Nie wiem jednak,czy mam żałować założycielkę wątku.Mam mieszane uczucia,bo czytam "między wierszami",to co pisze,i mam wrażenie,ze jej głównym celem jest odkręcenie sytuacji,ze żałuje,iż wezwala policję,ze go zabrali i założyli niebieską kartę.Nie wie teraz,co zrobić,bo byc może oprawca dał jej ultimatum,ze wróci,ale nie życzy sobie odwiedzin dzielnicowego,czy ludzi z opieki w domu.Swiadczy o tym jej ostatnie zdanie w poście,co stanie sie z dziecmi,gdyby znów byli razem,czyli zakłada taka możliwość i pewnie tego chce,skoro o to pyta?
W takim razie,czy zasługuje na współczucie? Czy ta pani szuka pomocy? Byc może,ale nie takiej jak myślimy,nie o to jej chodzi,i pewnie nie takich słów oczekiwała,które jej napisałyście.Ona wcale nie chce wyjść z tego błędnego koła.A dlaczego? To wie tylko ona,powodów może byc wiele.

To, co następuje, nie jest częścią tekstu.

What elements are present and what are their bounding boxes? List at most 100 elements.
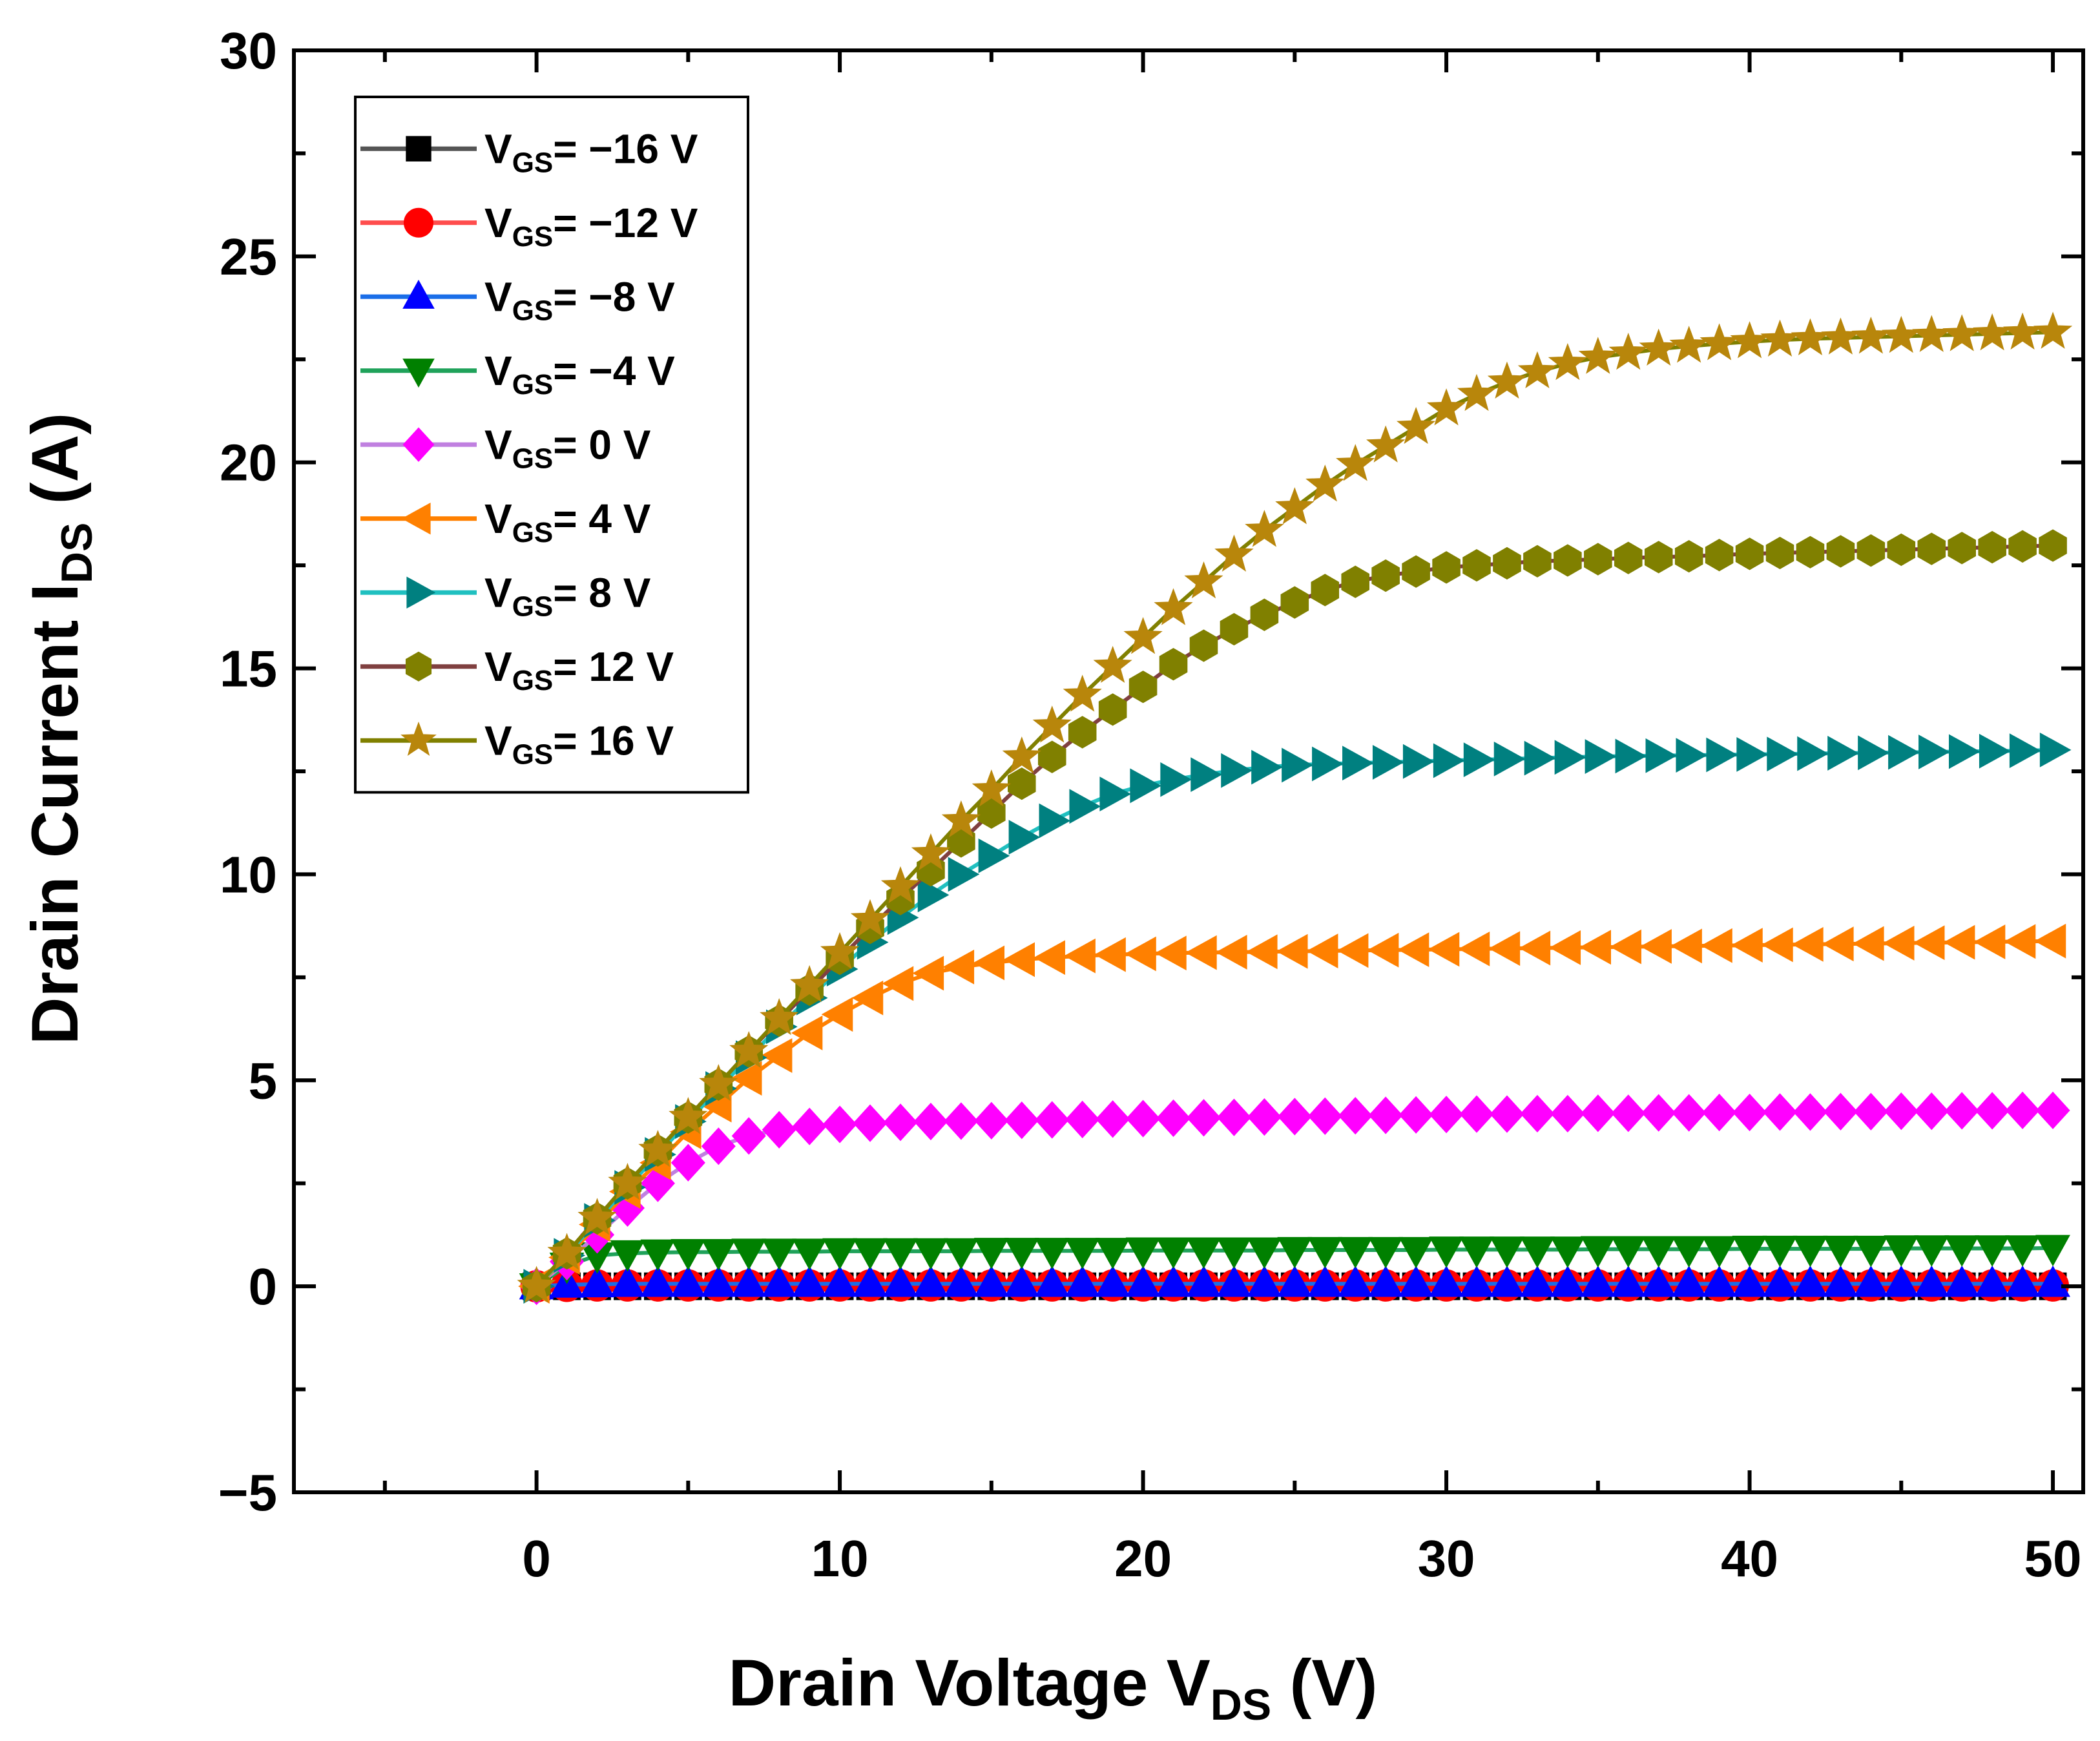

Gość 13:39, jeśli czytam ze zrozumieniem, autorka nie poszukuje pomocy, ale odpowiedzi na dwa zadane pytania. Jak dobrze czytam, autorka nie szuka tutaj współczucia. Nikt z nas nie jest w butach autorki i nikt z nas nie wie, co myśli. Dywagacje na temat zasłużenia na współczucie są nie na miejscu.
W takim razie odpowiedz Klaro na te dwa pytania pani,ktora założyła watek.Po co odpowiadasz na mój post?
Klara
Chcesz,to pomóż znaleźć zalozycielce wątku odpowiedzi na te pytania,a skoro tego nie robisz,to chociaż nie neguj czyichś przemyśleń i wniosków,wyciągniętych na podstawie wypowiedzi założycielki wątku.
Obronca,swoja obroną pomaga,tego u ciebie nie widać.Krytykować potrafi większość.
A tak na marginesie,czy większość tutaj wypowiedzi,to nie okazywanie współczucia? Tylko,czy uzasadnionego?
Ja juz odpowiedzialam kilka dni temu autorce watku. Moj post jest w grupie wylaczonej z takiego powodu, ze napisalam go, jako odpowiedz na post sprzeczny z zasadami forum. Regulamin jest taki, ze wraz z postem naruszajacym te zasady, wyłącza sie wszystkie inne podpiete pod niego.